Magilla Gorilla The Complete Series
Magilla Gorilla, Ricochet Rabbit, Deputy Droopalong
Punkin Puss, Mushmouse
Voices by Don Messick, Mel Blanc, Jean Vander Pyl and others
23 Episodes
4 DVDs
Hanna-Barbera 1964
Warner Home Video 2006

In the sixties and seventies Hanna Barbera Studios, home of The Flintstones and The Jetsons, ruled Saturday morning cartoons. Magilla Gorilla The Complete Series features all 23 episodes of this one year wonder on 4 DVD, eight extra Magilla cartoons and a few background style extras. Anyone who remembers Magilla Gorilla, Ricochet Rabbit and his assistant Deputy Droopalong, as well as Punkin Puss and Mushmouse, the knock-off version of Tom and Jerry, will enjoy this cartoon DVD set.
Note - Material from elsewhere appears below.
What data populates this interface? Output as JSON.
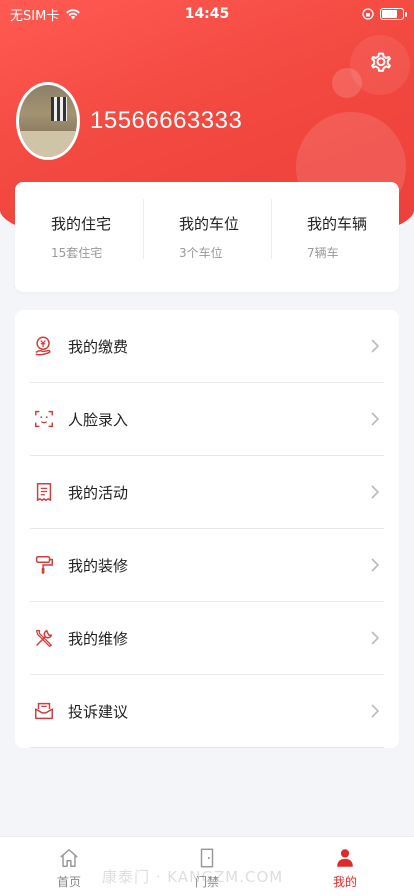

The premise of any Magilla Gorilla cartoon is Mr. Peebles wants to get rid of Magilla, somehow manages to, and then either wishes Magilla would come back or the gorilla comes back on his own. Ricochet Rabbit is your basic western cartoon where ace sheriff Ricochet and his assistant Deputy Droopalong are hired to capture a bad guy. The fact Ricochet bears more than a passing resemblance to the Trix Rabbit has crossed more than one kid’s mind while eating the sugary cereal of the same name. Punkin Puss and Mushmouse are the redneck southern version of Tom and Jerry. Hanna-Barbera were the creators of Tom and Jerry but the series was owned by MGM at the time so there has to be a connection there.

Magilla Gorilla cartoons are the highlight of the 4 DVD Magilla Gorilla The Complete Series set. This is a fun little cartoon that is far less violent than Punkin Puss while Ricochet Rabbit features the standard level of so-called violence of cartoons of that era.

The reason the Magilla Gorilla cartoons are a lot more fun than the other Hanna-Barbera fare in this 4 DVD cartoon set is that this is an original, charming, and far less violent cartoon than the others (although some scenes such as Mr. Peebles trying to blow his brains out only to find he was holding Magilla’s water pistol were probably cut out in reruns). There is usually the running gag line “How much is that gorilla in the window?” which echoes the 1952 Bob Merril hit How much is that doggie in the window sung by Patti Page. The basic plot is someone buys Magilla to play football, be in the army, make a movie, etc, Magilla makes a mess of the experience and returns home to Peebles’ Pet Store.

Though the Magilla Gorilla cartoons are in almost pristine shape, the same cannot be said of the Ricochet Rabbit episodes. This is especially true for shows like Cradle Robber where the print is quite dusty and the colors very faded. Still, if in these pc times you overlook the cartoon gun violence, these are fun cartoons. Especially cool are the trick bullets Ricochet Rabbit and sometimes Droopalong Deputy use to capture the bad guy.

Flintstones fans will notice one of Hi-Fi’s fans playing a kidnapped widow in the Ricochet Rabbit cartoon West Pest. They will also recognize quite a few of the sound and musical clues used here.

Cartoon wise, this is a family friendly set if you do not mind the constant gun play of the Punkin Puss cartoons. The gun play in Ricochet Rabbit is a lot more humorous than violent.

Extra features include features on various characters and voices with animation historian Jerry Beck and seven extra Magilla Gorilla cartoons.